Os trechos, a seguir, referem-se ao primeiro encontro do GF com a EG. Nesse primeiro recorte, a EG relata algumas dificuldades em relação ao trabalho com os professores. Dois pesquisadores, O e M e todas as integrantes da EG (Diretora, Vice-Diretora e Coordenadora) estão reunidos na sala da diretora. O objetivo dos pesquisadores é entender os modos como a EG age para entender e discutir com os professores seu trabalho, problemas e modos de resolvê-los.

Recorte 1 – encontro dia 18/05/10

PesqO 15: [...] como é que vocês tem esse acesso aos professores... como é que vocês estão... VENdo o trabalho dos professores... a partir de que meios... pra ver como vocês entendem o trabalho deles [...] como é que vocês... estão circundando aí entre o grupo de professores (...)

VD 5: (...) na verdade... bem pouco né... o conselho... nós fizemos o conselho agora no primeiro bimestre... então aí é onde que a gente... que elas passam mais pra gente né Dir 11: [...] a gente sente essa necessidade de intervenção agora direto com o professor...
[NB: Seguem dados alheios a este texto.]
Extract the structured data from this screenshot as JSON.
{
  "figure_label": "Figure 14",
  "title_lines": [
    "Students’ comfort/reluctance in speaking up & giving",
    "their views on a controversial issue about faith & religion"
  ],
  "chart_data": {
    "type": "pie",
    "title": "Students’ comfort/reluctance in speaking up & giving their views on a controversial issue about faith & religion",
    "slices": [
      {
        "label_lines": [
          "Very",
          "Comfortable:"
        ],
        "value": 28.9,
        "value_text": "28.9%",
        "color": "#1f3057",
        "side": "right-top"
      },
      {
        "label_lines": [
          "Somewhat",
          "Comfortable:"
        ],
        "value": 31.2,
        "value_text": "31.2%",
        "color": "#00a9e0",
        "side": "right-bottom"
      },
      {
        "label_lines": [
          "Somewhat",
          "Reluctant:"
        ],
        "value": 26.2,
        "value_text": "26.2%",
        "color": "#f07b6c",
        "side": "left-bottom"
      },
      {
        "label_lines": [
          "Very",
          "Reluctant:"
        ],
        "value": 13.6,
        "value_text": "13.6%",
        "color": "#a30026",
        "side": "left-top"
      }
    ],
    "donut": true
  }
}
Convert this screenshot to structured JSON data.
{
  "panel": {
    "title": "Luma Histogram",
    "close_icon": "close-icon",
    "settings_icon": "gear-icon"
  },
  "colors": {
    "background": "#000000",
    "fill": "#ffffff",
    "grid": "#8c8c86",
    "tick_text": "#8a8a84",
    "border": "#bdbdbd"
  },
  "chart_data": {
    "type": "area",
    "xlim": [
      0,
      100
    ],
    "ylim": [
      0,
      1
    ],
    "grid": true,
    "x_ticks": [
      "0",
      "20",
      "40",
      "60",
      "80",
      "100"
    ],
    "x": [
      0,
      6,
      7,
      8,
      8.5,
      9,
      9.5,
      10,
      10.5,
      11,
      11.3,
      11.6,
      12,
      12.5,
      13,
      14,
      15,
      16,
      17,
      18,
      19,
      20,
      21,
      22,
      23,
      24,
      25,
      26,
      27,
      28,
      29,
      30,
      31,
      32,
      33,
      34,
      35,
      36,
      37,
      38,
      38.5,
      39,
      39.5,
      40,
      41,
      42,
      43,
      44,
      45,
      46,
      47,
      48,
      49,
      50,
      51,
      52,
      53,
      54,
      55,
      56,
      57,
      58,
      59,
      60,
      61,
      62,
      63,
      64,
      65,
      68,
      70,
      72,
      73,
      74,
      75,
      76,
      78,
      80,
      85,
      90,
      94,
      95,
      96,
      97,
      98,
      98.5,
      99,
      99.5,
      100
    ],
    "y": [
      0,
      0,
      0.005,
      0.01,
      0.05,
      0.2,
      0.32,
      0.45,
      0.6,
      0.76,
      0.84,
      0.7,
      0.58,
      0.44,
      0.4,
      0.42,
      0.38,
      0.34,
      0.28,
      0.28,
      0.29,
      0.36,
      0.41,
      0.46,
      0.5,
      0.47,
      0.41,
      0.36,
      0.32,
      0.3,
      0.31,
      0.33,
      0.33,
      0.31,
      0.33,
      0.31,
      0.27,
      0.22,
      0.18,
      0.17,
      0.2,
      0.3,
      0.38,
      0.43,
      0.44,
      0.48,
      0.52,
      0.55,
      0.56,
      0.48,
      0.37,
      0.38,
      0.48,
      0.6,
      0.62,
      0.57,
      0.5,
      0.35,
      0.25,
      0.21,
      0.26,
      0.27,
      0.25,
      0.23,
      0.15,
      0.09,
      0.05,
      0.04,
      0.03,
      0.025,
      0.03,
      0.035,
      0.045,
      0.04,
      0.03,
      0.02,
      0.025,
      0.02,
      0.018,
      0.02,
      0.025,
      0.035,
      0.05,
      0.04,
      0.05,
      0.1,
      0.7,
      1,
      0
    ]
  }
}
DIRETO... mas assim a gente ainda tá meio atropelada... porque a gente mesmo ainda

não se organizou... [...]

Fernando Costa

A pesquisadora O15 inicia com uma pergunta que pede clarificação e que é utilizada para que os participantes possam expandir suas ideias para serem compreendidas pelos outros (BROOKFIELD E PRESKILL, 2005). De fato sua pergunta engloba várias perguntas, todas iniciadas por “como é que vocês”, revelando assim um pedido de descrição e explicitação do trabalho desenvolvido pela EG com os professores. A resposta da vice-diretora não descreve ou explicita o trabalho com formação na escola, ao contrário evidencia que conhecem pouco sobre o que os professores fazem até aquele momento. Há em suas asserções pausas que parecem evidenciar relutância em revelar aos pesquisadores esse fato; VD5: (...) na verdade... bem pouco né [...] nós fizemos o conselho agora no primeiro bimestre, então aí é onde que a gente... que elas passam mais pra gente né.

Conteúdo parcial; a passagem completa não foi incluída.